In a linked list of size n, where n is even, the ith node (0-indexed) of the linked list is known as the twin of the (n-1-i)th node, if 0 <= i <= (n / 2) - 1.

• For example, if n = 4, then node 0 is the twin of node 3, and node 1 is the twin of node 2. These are the only nodes with twins for n = 4.

The twin sum is defined as the sum of a node and its twin.

Given the head of a linked list with even length, return the maximum twin sum of the linked list.

Example 1:

Input: head = [5,4,2,1]
Output: 6
Explanation:
Nodes 0 and 1 are the twins of nodes 3 and 2, respectively.
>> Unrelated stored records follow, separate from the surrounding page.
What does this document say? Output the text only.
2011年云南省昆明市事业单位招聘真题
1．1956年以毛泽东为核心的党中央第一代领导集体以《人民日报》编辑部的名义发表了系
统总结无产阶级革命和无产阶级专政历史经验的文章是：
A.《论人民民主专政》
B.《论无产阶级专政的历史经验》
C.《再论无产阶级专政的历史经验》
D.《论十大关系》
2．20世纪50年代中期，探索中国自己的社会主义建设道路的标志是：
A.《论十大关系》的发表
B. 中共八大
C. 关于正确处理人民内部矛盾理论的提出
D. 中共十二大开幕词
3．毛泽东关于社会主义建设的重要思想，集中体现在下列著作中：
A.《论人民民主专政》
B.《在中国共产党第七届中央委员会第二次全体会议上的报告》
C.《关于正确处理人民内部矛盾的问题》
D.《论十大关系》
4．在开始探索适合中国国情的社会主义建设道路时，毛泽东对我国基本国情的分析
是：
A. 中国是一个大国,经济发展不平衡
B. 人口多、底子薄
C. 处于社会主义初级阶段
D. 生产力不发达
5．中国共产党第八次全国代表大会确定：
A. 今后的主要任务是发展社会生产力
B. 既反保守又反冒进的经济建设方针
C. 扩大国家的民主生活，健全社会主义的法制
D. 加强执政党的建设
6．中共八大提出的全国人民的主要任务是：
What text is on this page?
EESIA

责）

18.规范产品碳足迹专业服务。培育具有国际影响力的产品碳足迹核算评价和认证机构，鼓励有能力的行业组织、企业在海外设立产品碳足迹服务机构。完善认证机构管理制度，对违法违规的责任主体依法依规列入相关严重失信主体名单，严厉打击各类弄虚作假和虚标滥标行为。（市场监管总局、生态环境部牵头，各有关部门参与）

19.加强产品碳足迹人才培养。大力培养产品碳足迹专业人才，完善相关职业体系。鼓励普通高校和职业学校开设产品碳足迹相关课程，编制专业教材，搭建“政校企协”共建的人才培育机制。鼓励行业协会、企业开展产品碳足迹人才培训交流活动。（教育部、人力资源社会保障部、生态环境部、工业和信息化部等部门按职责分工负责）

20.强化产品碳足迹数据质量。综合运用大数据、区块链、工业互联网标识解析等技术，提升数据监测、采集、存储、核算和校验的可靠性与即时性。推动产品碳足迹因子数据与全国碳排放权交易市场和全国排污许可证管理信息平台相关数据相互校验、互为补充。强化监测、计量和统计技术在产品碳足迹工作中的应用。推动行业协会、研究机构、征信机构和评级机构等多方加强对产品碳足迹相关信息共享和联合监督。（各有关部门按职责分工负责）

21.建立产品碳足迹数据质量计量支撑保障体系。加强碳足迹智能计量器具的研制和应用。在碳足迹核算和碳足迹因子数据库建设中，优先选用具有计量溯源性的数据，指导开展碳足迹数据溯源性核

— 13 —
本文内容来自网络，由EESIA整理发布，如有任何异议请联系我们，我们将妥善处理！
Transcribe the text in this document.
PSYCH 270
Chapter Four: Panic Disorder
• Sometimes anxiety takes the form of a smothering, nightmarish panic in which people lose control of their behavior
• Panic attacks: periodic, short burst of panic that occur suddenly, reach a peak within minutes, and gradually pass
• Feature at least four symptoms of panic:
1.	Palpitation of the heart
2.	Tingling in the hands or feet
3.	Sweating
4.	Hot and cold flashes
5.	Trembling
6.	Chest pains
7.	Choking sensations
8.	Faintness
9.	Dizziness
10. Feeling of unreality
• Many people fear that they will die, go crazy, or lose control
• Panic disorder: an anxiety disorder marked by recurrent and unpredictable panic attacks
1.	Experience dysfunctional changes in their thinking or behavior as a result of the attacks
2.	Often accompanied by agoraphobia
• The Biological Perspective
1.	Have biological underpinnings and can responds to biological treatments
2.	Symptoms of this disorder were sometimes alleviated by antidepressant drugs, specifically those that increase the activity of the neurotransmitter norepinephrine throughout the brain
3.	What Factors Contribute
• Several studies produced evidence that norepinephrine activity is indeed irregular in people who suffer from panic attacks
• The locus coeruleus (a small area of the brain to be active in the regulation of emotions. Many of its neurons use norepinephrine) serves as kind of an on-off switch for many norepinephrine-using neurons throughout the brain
All have twin sum = 6.
There are no other nodes with twins in the linked list.
Thus, the maximum twin sum of the linked list is 6. 

Example 2:

Input: head = [4,2,2,3]
Output: 7
Explanation:
The nodes with twins present in this linked list are:
- Node 0 is the twin of node 3 having a twin sum of 4 + 3 = 7.
- Node 1 is the twin of node 2 having a twin sum of 2 + 2 = 4.
Thus, the maximum twin sum of the linked list is max(7, 4) = 7. 

Example 3:

Input: head = [1,100000]
Output: 100001
Explanation:
There is only one node with a twin in the linked list having twin sum of 1 + 100000 = 100001.

Constraints:

• The number of nodes in the list is an even integer in the range [2, 105].

• 1 <= Node.val <= 105

Solution:

https://leetcode.com/discuss/interview-question/1546673/Amazon-or-OA-or-LinkedListSum step 1 : count the number of nodes in the list - O(N) time step 2 : break the list from middle and reverse the second half of linked list - O(N) time and O(1) space if we ignore recursion step 3 : after step 2 above, the lists would be like 1-->4 and 2-->3 now, this is as good as traversing two lists simultaneously and computing the sums and checking for max - O(N) time

step 4 : if needed, restore the structure of the linked list back - O(N) time again

class Solution {
    public int pairSum(ListNode head) {
        
        ListNode slow = head;
        ListNode fast = head;
        while(fast != null && fast.next != null)
        {
            slow = slow.next;
            fast = fast.next.next;
        }
        
        ListNode first = head;
        ListNode second = reverse(slow);
        int result = Integer.MIN_VALUE;
        while(first != null && second != null)
        {
            result = Math.max(result, first.val + second.val);
            first = first.next;
            second = second.next;
        }
        
        return result;
    }
    
    
    //Reverse the LinkedList
    public ListNode reverse(ListNode head)
    {
        if(head == null && head.next != null)
        {
            return head;
        }
        
        ListNode prev = null; 
        ListNode current = head;
        while(current != null)
        {
            ListNode post = current.next;
            current.next = prev;
            prev = current;
            current = post;
        }
        return prev;
    }
}